The DAC still does delta-sigma processing and does not convert the PCM information natively like a NOS R2R DAC would.
Running the DAC in this mode as you might expect does bring some problems.
For example the output differs from what you’d expect to see on either a NOS R2R DAC or a ‘Pseudo-NOS’ oversampling filter on a delta-sigma DAC like the ADI-2. This could potentially be due to the data weighted averaging still being applied, the delta sigma modulator being forced to run at a lower speed than intended, or simply the increased noise due to lack of noise shaping.
Because there is no longer any noise shaping being done as part of the initial oversampling, there is a significant increase in high frequency noise that reduces linearity.

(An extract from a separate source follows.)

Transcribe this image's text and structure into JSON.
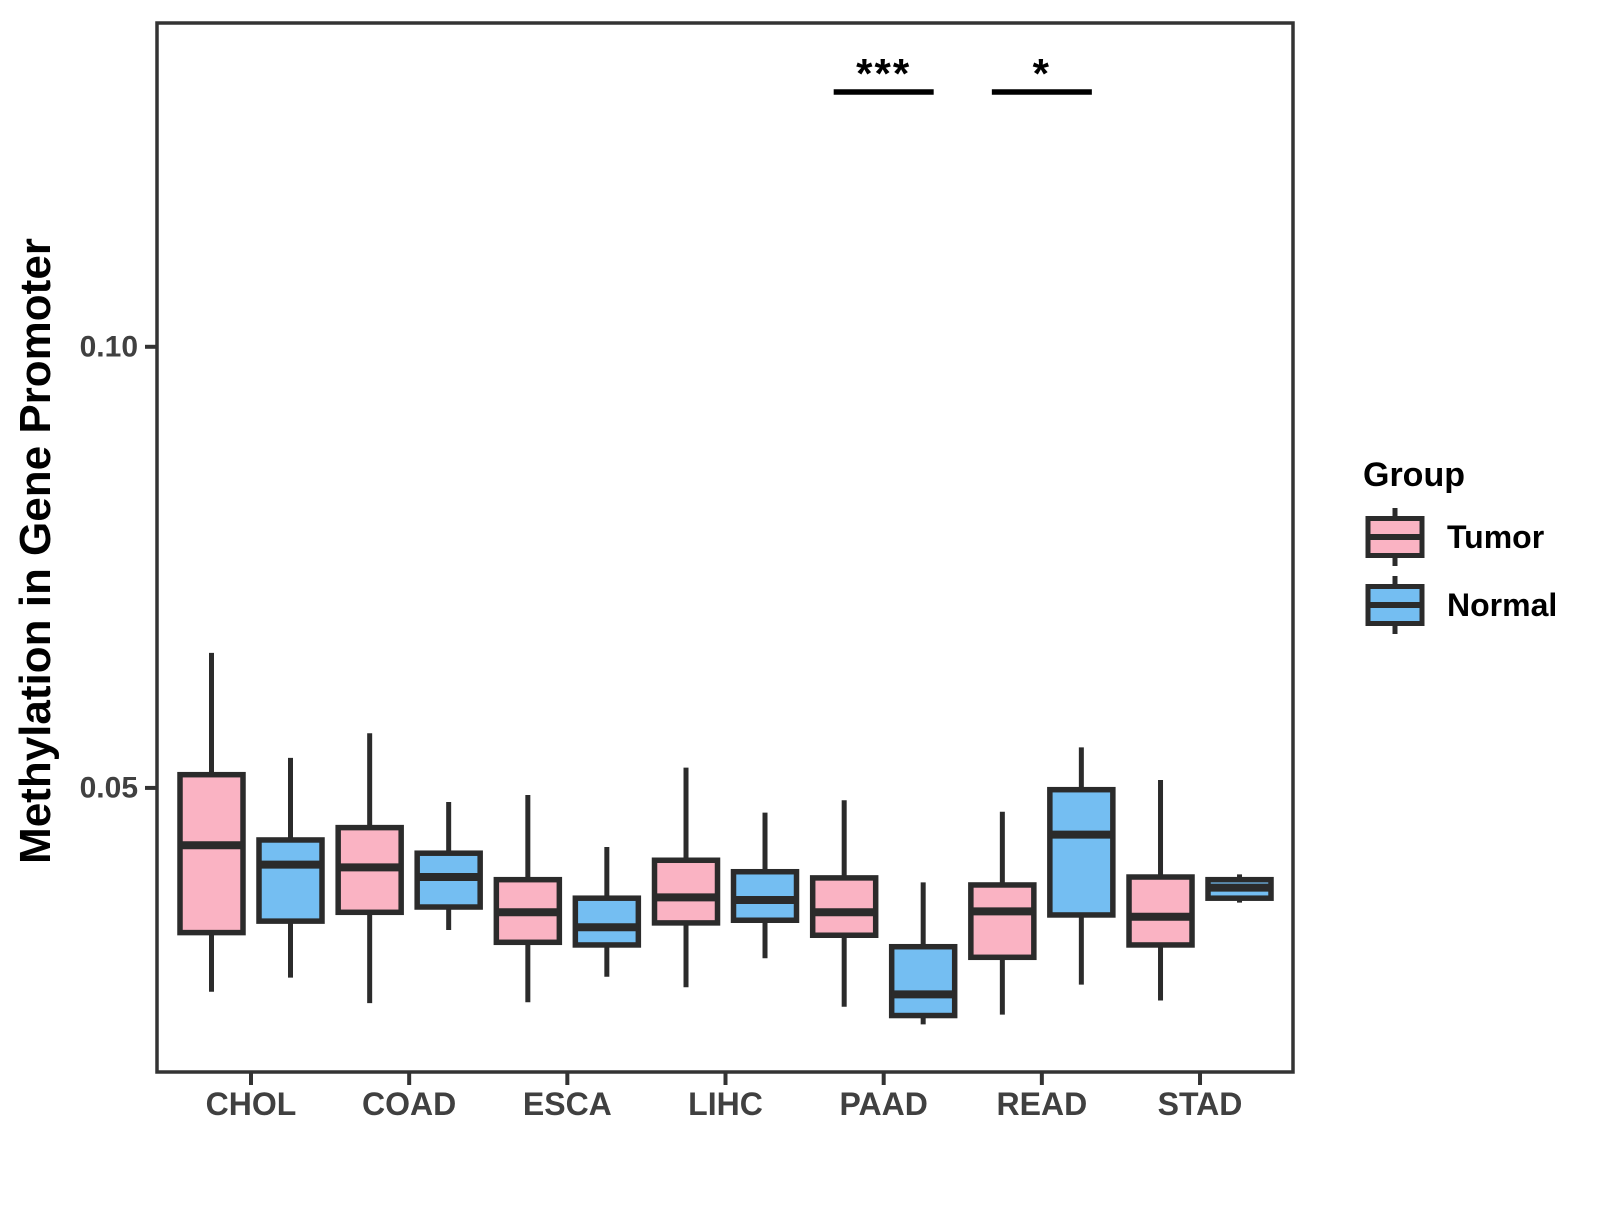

Additionally, there is a sudden drop in SINAD at -24dB, implying that something around the 5th bit does not behave normally in this mode.
It’s possible that the advance segment DAC in the PCM1795 uses 5-bits for the top level converter, not 6 as stated in the PCM1792A’s description of the advance segment DAC architecture.
The upsampler when enabled upsamples all audio to 192khz prior to handing it off to the DAC.
This provides slightly faster ultrasonic attenuation than the stock filter as shown below:
However it comes at the expense of being minimum phase, vs the phase linear stock filter.
This means that higher frequency content passes through the filter sooner than lower frequency content and introduces phase shift.
Whether linear or minimum phase filters are better is a matter of debate and there is plenty of excellent information available from resources such as Mans Rullgard’s post here.
I personally find that subjectively minimum phase filters sound more artificial and overall worse.
The other issue is that when the Upsampler is turned on, both IMD and THD start to rise around -15dB, whereas this does not happen with it off.
Jitter however sees a notable improvement:
Overall, I’d say to avoid using the Upsampler. If you want to do upsampling without the same problems seen here, use a tool such as HQPlayer.